SUMO DELEITE
Para mí, desde mi corta edad, eran días de fiesta sin entender muy bien todo cuanto significaba la matacía en aquella época. Solo veía risas, una familia feliz en torno a un cebado cerdo que servía de excusa para pasar un fin de semana con mi abuela, tíos y primos. Un subir y bajar por las estrechas escaleras que conducían del patio a la cocina y de aquí al granero. ¡Fernandito, lleva esto a tu tía! ¡Fernandito, mira a ver qué quiere la abuela! ¡Mocoso de crío, vete a jugar y no molestes! ¡Ya te avisaremos cuando tu tía empiece a hacer el embutido!, me decían. Me encantaba dar vueltas a la manivela de la capoladora y observar cómo salía la carne embutida del gorrino. Era mi pequeña aportación a esos momentos, aparte de molestar.

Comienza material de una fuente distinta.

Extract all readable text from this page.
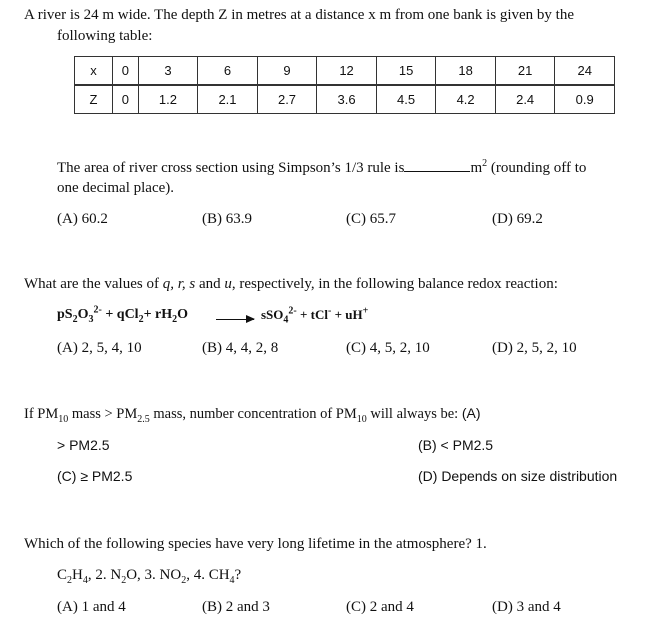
A river is 24 m wide. The depth Z in metres at a distance x m from one bank is given by the
following table:
x	0	3	6	9	12	15	18	21	24
Z	0	1.2	2.1	2.7	3.6	4.5	4.2	2.4	0.9
The area of river cross section using Simpson’s 1/3 rule is	$m^2$ (rounding off to
one decimal place).
(A) 60.2	(B) 63.9	(C) 65.7	(D) 69.2
What are the values of q, r, s and u, respectively, in the following balance redox reaction:
$pS_2O_3^{2-} + qCl_2+ rH_2O \to sSO_4^{2-} + tCl^- + uH^+$
(A) 2, 5, 4, 10	(B) 4, 4, 2, 8	(C) 4, 5, 2, 10	(D) 2, 5, 2, 10
If $PM_{10}$ mass > $PM_{2.5}$ mass, number concentration of $PM_{10}$ will always be: (A)
> PM2.5	(B) < PM2.5
(C) ≥ PM2.5	(D) Depends on size distribution
Which of the following species have very long lifetime in the atmosphere? 1.
$C_2H_4$, 2. $N_2O$, 3. $NO_2$, 4. $CH_4$?
(A) 1 and 4	(B) 2 and 3	(C) 2 and 4	(D) 3 and 4
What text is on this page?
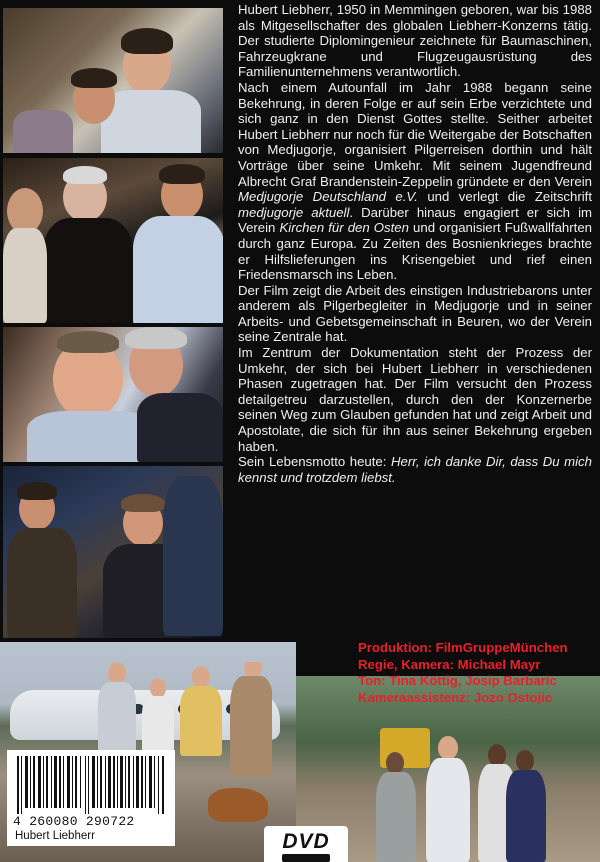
Hubert Liebherr, 1950 in Memmingen geboren, war bis 1988 als Mitgesellschafter des globalen Liebherr-Konzerns tätig. Der studierte Diplomingenieur zeichnete für Baumaschinen, Fahrzeugkrane und Flugzeugausrüstung des Familienunternehmens verantwortlich.

Nach einem Autounfall im Jahr 1988 begann seine Bekehrung, in deren Folge er auf sein Erbe verzichtete und sich ganz in den Dienst Gottes stellte. Seither arbeitet Hubert Liebherr nur noch für die Weitergabe der Botschaften von Medjugorje, organisiert Pilgerreisen dorthin und hält Vorträge über seine Umkehr. Mit seinem Jugendfreund Albrecht Graf Brandenstein-Zeppelin gründete er den Verein Medjugorje Deutschland e.V. und verlegt die Zeitschrift medjugorje aktuell. Darüber hinaus engagiert er sich im Verein Kirchen für den Osten und organisiert Fußwallfahrten durch ganz Europa. Zu Zeiten des Bosnienkrieges brachte er Hilfslieferungen ins Krisengebiet und rief einen Friedensmarsch ins Leben.

Der Film zeigt die Arbeit des einstigen Industriebarons unter anderem als Pilgerbegleiter in Medjugorje und in seiner Arbeits- und Gebetsgemeinschaft in Beuren, wo der Verein seine Zentrale hat.

Im Zentrum der Dokumentation steht der Prozess der Umkehr, der sich bei Hubert Liebherr in verschiedenen Phasen zugetragen hat. Der Film versucht den Prozess detailgetreu darzustellen, durch den der Konzernerbe seinen Weg zum Glauben gefunden hat und zeigt Arbeit und Apostolate, die sich für ihn aus seiner Bekehrung ergeben haben.

Sein Lebensmotto heute: Herr, ich danke Dir, dass Du mich kennst und trotzdem liebst.

Produktion: FilmGruppeMünchen
Regie, Kamera: Michael Mayr
Ton: Tina Köttig, Josip Barbaric
Kameraassistenz: Jozo Ostojic
4 260080 290722
Hubert Liebherr	DVD
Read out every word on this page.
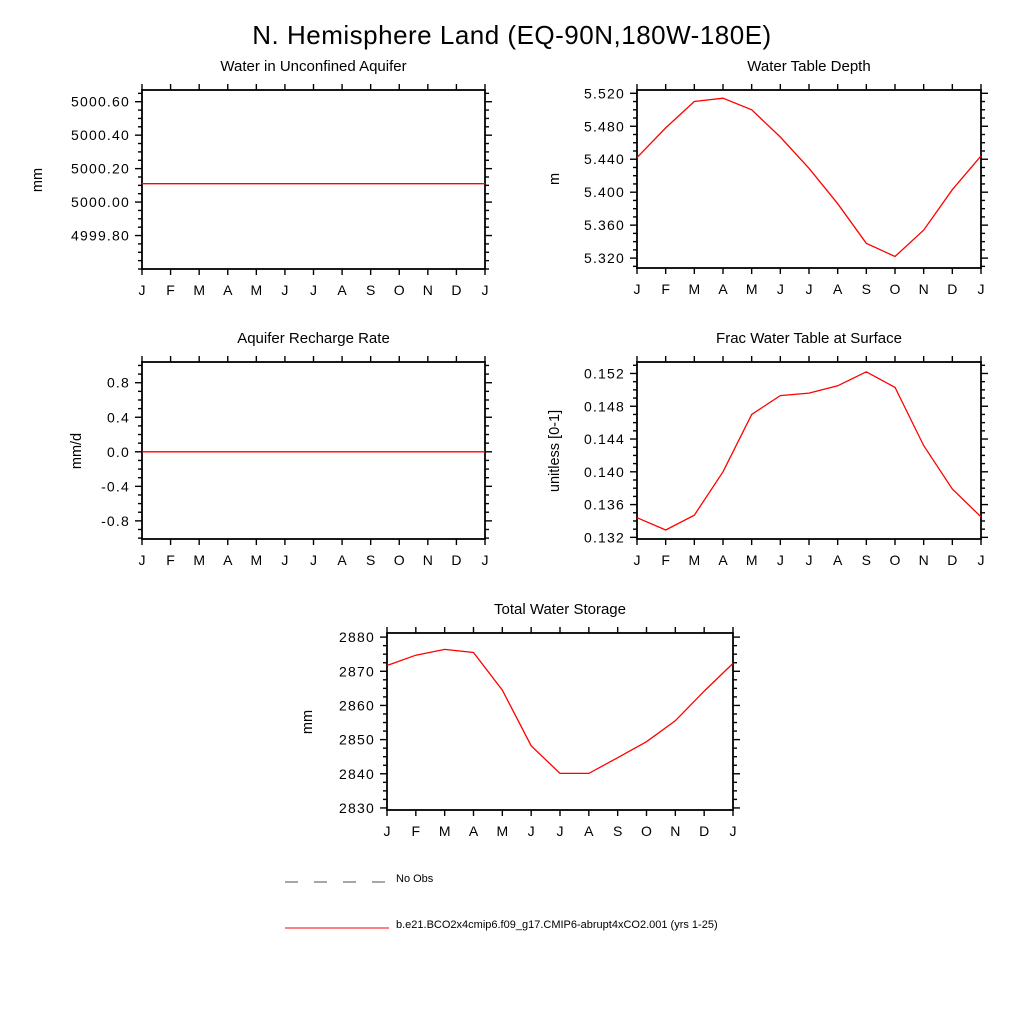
N. Hemisphere Land (EQ-90N,180W-180E)
J F M A M J J A S O N D J
4999.80
5000.00
5000.20
5000.40
5000.60
Water in Unconfined Aquifer
mm
J F M A M J J A S O N D J
5.320
5.360
5.400
5.440
5.480
5.520
Water Table Depth
m
J F M A M J J A S O N D J
-0.8
-0.4
0.0
0.4
0.8
Aquifer Recharge Rate
mm/d
J F M A M J J A S O N D J
0.132
0.136
0.140
0.144
0.148
0.152
Frac Water Table at Surface
unitless [0-1]
J F M A M J J A S O N D J
2830
2840
2850
2860
2870
2880
Total Water Storage
mm
No Obs
b.e21.BCO2x4cmip6.f09_g17.CMIP6-abrupt4xCO2.001 (yrs 1-25)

Todavía puedo retener en mis retinas la vieja y cuidada cocina en la que la chimenea se convertía en el centro de atención y reunión. Y sobre el fuego, un trabajado caldero lleno de agua hirviendo donde se iban depositando las aplastadas bolas de sangre aderezada. Conforme salían a la superficie, eran trasladas al granero donde se había dispuesto un enrejado de cañas donde "descansarían" para días venideros las preciadas, sabrosas y singulares tortetas.Ahora, cada vez que las como, no con la frecuencia que me gustaría, no puedo dejar de recordar aquellos días, al igual que cuando venían mis hermanos a casa, en los que no podía faltar en la compra de "agasajos" las tortetas y morcillas.
La torteta me encanta de cualquier manera. Cruda a bocados, frita, en tradicionales guisos... Pero el disfrute máximo llega cuando tengo la oportunidad de hacerla a la brasa. Me parece lo más, el deleite sumo. Cortada fina y braseada hasta crujir. Y ya en la boca, la complacida explosión de sabores que saludan a los buenos y felices recuerdos.